MYOPIC KIDS
Myopia (short sightedness) is considered to be a global epidemic, with serious concerns of younger children becoming myopic and progressively getting worse to high myopia. The estimate of the increased number of myopic people is from the 27% in 201o, by 2050 over 50% of the worlds population will be myopic.
Myopia management requires a very individualised approach, and there are options, which we customise to each person. The earlier this approach is started, the better – why wait until their myopia is bad? Or even better checking before the child develops myopia. The sooner the progression to higher myopia is slowed or stalled, the better. Why wait? The standard of care has changed very rapidly in the past few years.
At CapitalEyes, our approach is a first visit to check your child’s vision, their refraction (level of myopia – or not), their binocular vision and focus control. Combining this with information about parents myopia, time outside and near time, we then can give an indication of their myopia risk factors.
If the risk factors are moderate or high, then we recommend a further appointment to assess also the axial length of the eye, and discuss the options for myopia treatments or monitoring. The younger a child with higher risks for progression the more important this is.

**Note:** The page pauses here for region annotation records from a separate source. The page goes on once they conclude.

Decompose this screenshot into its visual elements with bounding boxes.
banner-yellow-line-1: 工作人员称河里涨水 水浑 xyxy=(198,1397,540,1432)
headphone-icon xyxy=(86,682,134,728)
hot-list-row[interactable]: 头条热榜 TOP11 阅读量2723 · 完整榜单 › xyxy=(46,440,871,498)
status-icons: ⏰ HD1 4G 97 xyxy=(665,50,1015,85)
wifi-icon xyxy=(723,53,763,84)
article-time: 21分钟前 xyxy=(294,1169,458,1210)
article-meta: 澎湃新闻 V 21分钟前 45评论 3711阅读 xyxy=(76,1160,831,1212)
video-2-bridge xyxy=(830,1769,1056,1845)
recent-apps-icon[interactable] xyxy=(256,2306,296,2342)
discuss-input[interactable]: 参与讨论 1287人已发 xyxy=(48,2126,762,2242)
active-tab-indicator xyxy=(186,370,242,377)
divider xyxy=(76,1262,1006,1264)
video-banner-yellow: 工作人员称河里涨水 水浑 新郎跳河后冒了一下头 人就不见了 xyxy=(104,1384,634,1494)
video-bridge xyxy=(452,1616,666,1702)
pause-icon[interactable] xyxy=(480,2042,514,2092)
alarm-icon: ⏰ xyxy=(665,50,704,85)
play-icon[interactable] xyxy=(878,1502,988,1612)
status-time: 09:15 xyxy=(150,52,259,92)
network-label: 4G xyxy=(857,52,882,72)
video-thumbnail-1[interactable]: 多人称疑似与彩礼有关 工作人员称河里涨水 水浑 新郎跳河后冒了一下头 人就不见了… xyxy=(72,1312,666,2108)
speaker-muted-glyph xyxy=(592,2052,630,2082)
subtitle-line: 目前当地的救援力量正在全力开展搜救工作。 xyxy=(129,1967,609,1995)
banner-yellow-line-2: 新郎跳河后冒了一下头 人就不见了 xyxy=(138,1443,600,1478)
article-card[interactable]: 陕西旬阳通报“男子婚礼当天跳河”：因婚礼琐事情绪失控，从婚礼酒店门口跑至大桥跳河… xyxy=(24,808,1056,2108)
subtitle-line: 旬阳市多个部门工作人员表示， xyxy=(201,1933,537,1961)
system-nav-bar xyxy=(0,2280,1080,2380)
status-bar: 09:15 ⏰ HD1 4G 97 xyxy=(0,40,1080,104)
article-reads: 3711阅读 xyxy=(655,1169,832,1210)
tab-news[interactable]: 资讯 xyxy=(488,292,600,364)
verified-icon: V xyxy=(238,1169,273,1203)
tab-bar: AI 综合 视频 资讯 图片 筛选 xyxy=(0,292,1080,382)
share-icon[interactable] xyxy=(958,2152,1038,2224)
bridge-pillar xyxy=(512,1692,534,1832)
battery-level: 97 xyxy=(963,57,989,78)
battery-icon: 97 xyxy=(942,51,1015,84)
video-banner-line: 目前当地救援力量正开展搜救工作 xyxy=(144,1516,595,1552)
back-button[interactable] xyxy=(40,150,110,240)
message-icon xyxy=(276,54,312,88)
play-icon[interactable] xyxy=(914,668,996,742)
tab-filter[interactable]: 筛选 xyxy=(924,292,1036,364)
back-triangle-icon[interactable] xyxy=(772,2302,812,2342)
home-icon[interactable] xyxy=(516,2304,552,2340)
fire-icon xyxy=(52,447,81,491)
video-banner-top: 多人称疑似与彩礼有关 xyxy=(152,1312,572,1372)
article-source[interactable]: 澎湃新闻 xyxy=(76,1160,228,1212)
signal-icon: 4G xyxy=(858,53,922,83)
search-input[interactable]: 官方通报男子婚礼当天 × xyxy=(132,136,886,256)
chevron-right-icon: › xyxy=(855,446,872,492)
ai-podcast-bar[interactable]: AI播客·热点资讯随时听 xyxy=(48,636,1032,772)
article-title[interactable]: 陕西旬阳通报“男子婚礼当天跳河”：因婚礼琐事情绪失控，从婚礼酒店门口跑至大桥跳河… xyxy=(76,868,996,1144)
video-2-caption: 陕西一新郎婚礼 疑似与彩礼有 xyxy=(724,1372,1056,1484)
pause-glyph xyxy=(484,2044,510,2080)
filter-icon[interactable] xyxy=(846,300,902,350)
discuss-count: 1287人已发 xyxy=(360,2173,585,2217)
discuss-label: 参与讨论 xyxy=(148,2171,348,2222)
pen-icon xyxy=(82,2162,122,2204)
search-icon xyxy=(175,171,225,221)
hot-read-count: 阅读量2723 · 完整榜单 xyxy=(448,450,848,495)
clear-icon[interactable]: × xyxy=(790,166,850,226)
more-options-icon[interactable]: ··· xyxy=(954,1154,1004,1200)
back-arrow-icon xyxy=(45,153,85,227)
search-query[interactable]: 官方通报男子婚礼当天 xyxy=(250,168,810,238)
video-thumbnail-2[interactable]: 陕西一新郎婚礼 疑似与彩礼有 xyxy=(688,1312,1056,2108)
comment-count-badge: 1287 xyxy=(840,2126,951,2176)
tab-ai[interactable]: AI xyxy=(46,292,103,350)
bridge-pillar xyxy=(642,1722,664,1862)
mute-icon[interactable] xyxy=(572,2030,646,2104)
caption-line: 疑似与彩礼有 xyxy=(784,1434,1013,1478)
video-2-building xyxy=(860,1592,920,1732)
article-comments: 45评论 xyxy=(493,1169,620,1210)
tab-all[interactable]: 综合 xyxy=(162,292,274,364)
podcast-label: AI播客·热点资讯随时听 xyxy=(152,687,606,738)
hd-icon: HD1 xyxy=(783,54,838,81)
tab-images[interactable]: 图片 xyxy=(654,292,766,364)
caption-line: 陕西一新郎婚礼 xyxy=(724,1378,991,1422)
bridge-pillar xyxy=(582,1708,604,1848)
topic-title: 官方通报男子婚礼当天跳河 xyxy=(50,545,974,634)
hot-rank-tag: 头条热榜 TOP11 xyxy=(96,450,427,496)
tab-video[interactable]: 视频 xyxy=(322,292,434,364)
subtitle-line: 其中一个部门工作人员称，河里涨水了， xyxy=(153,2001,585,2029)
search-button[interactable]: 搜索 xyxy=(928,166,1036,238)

If your child or teenager is myopic (short-sighted), the likelihood is that it will progress as they grow. For some this is a slow progression, while others have rapid changes.
Why is this important?
Previously the standard approach to managing eyecare for children and teens with myopia was simply to prescribe glasses to correct the focus error. Then each year prescribe stronger glasses as required.
However having to wear glasses or contact lenses is not the only issue with myopia development. The longer axial length of a myopic eye is a known risk factor for eye health conditions later in life. These include peripheral retinal disease, glaucoma, cataract and myopic macular degeneration. These are potential sight-threatening conditions and the higher the myopia the higher the risk that they may occur. So it is important to minimise myopia to lower the risks.
What are the treatment options?
The best methods available to us that have evidence of up to 60% slowing in progression are
Spectacle lenses with peripheral defocus optics
Low dose atropine eye drops used nightly
Contact lenses – daily disposable with peripheral defocus optics
And sometimes combining 2 of these treatments
There’s a lot for parents to consider
We understand that there is a lot to take in, and often to discuss further at home to decide the best plan your family. After your child’s consultation, our optometrists will email you with a re-cap of the visit and provide information pages on the treatment options recommended.
As part of our ongoing follow-up for children/teens with myopia, we then provide you with further email summaries and graphs showing the results compared to age-norms and treatment expectations.
What are we expecting?
Previously we have relied on the optical correction needed for clear vision – often called the refraction or prescription. But now we also have both the ability to measure the length of the eye (Axial Length) and the data that indicates what is normal expected growth changes – like the childhood growth charts.
Using these expected results we can see if a child/teen is changing faster than expected, and thus consider modifying our approach to treat their myopia.
Should I book my child for an eye examination?
Yes – if either parent, or siblings are myopic, ideally an eye check age 6 will give an indication of their risks. If there are other signs such as difficulty to see far away or kids spending a lot of time reading or screens, and not much outdoor time, these are other risks for a child to develop myopia, and they also should be seen by an optometrist for a full assessment.
Our eye checks for kids are fun, and we take the time to communicate with parents so you have all the information and can help your child have a better vision future.